From the acclaimed New York Times bestselling author of Chesapeake Requiem comes a gripping new work of narrative nonfiction telling the forgotten story of the mass killing of eleven Black farmhands on a Georgia plantation in the spring of 1921—a crime which exposed for the nation the existence of “peonage,” a form of slavery that gained prominence across the American South after the Civil War.

On a Sunday morning in the spring of 1921, a small boy made a grim discovery as he played on a riverbank in the cotton country of rural Georgia: the bodies of two drowned men, bound together with wire and chain and weighted with a hundred-pound sack of rocks. Within days a third body turned up in another, nearby river, and in the weeks that followed, eight others. And with them, a deeper horror: all eleven had been kept in virtual slavery before their deaths. In fact, as America was shocked to learn, the dead were among thousands of Black men enslaved throughout the South, in conditions nearly as dire as those before the Civil War.

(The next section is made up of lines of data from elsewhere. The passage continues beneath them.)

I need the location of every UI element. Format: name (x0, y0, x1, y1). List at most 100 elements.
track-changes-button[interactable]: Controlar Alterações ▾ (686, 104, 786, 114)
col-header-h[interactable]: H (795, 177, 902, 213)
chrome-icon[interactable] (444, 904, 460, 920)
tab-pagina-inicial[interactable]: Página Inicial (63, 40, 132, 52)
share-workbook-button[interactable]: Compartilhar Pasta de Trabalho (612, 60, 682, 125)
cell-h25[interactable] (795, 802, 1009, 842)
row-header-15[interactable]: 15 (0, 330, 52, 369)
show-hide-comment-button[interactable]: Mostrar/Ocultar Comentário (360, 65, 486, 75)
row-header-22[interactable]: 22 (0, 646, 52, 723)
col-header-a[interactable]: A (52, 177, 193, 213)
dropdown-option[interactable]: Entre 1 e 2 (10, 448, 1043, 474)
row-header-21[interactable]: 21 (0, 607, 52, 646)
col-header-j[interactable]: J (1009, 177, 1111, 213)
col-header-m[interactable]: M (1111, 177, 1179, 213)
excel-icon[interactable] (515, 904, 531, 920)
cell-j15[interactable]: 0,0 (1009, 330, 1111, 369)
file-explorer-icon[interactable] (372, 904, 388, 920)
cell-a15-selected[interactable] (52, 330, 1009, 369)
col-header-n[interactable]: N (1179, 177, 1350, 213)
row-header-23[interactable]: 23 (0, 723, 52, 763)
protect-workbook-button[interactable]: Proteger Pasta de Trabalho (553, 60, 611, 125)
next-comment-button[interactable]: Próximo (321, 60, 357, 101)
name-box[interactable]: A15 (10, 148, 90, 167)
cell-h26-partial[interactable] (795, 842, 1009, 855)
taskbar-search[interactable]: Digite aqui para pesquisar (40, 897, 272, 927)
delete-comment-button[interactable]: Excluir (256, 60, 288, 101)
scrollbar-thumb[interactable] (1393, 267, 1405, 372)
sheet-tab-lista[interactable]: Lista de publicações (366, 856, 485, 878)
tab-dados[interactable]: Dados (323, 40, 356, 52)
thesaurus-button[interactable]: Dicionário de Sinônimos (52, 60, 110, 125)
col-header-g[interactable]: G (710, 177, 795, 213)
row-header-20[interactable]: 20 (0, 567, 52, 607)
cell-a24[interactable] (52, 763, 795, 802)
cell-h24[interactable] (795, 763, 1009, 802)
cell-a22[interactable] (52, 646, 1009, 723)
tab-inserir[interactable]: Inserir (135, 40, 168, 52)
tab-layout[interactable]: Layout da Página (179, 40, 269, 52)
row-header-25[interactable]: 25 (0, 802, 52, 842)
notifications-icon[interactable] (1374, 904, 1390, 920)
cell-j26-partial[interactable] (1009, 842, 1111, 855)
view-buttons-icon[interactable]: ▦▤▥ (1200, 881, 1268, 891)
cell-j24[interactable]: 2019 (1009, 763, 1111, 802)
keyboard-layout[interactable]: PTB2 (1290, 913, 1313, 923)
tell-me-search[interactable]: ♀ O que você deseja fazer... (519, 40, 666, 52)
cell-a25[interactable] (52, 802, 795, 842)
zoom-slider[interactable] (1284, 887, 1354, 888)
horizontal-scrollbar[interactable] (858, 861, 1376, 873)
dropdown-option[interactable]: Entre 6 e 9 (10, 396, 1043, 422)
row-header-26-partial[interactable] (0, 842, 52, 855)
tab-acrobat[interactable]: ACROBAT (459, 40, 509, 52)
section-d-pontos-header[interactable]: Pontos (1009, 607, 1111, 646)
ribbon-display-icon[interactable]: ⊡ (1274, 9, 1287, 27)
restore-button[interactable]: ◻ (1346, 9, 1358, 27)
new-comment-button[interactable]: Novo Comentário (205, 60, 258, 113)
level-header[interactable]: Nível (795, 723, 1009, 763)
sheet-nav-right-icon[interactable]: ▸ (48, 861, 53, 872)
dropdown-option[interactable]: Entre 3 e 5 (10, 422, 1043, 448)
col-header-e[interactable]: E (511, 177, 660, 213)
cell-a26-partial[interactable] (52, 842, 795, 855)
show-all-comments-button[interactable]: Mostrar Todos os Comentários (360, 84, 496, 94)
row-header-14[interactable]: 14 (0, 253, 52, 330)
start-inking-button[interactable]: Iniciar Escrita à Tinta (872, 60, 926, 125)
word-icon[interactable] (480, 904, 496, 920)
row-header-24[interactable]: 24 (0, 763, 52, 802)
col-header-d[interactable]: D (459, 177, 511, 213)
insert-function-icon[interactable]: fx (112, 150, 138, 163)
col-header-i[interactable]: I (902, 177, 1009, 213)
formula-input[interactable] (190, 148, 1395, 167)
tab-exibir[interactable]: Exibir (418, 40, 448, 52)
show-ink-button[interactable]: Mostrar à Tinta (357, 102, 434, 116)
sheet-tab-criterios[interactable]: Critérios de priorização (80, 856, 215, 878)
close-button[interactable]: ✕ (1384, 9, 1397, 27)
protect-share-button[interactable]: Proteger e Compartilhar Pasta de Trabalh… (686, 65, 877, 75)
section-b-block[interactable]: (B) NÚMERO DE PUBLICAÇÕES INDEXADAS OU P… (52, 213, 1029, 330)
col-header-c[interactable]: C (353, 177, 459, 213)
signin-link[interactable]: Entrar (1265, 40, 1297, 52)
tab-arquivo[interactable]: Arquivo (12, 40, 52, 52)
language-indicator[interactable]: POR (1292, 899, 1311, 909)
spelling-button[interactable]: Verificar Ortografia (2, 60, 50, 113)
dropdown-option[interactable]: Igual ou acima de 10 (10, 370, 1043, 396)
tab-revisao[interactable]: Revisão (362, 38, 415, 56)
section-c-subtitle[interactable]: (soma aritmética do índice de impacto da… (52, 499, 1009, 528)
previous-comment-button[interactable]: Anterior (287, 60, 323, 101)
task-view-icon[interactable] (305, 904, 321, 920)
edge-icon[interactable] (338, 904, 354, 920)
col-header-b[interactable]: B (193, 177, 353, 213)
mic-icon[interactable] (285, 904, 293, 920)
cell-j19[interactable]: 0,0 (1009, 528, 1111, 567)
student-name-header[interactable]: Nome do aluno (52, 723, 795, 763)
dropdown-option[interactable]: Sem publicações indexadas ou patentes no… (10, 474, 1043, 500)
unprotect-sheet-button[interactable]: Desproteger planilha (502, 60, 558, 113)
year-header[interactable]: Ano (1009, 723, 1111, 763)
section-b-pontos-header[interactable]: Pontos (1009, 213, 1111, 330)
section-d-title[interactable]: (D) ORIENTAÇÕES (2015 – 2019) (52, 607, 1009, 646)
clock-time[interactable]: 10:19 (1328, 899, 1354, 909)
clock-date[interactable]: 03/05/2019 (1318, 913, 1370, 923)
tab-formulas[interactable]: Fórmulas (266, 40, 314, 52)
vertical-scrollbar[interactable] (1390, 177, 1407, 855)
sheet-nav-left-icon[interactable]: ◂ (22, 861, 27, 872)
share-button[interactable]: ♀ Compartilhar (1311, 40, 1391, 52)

Hell Put to Shame tells the forgotten story of that mass killing, and of the revelations about peonage, or debt slavery, that it placed before a public self-satisfied that involuntary servitude had ended at Appomattox more than fifty years before.

By turns police procedural, courtroom drama, and political expose, Hell Put to Shame also reintroduces readers to three Americans who spearheaded the prosecution of John S. Williams, the wealthy plantation owner behind the murders, at a time when White people rarely faced punishment for violence against their Black neighbors. Georgia Governor Hugh M. Dorsey had earned international infamy while prosecuting the 1913 Leo Frank murder case in Atlanta and consequently won the statehouse as a hero of white supremacists—then redeemed himself in spectacular fashion with the “Murder Farm” affair. The remarkable polymath James Weldon Johnson, newly appointed the first Black leader of the National Association for the Advancement of Colored People, marshaled the organization into a full-on war against peonage. And Johnson’s lieutenant, Walter F. White, a light-skinned, fair-haired, blue-eyed Black man, conducted undercover work at the scene of lynchings and other Jim Crow atrocities, helping to throw a light on such violence and to hasten its end.

The result is a story that remains fresh and relevant a century later, as the nation continues to wrestle with seemingly intractable challenges in matters of race and justice. And the 1921 case at its heart argues that the forces that so roil society today have been with us for generations.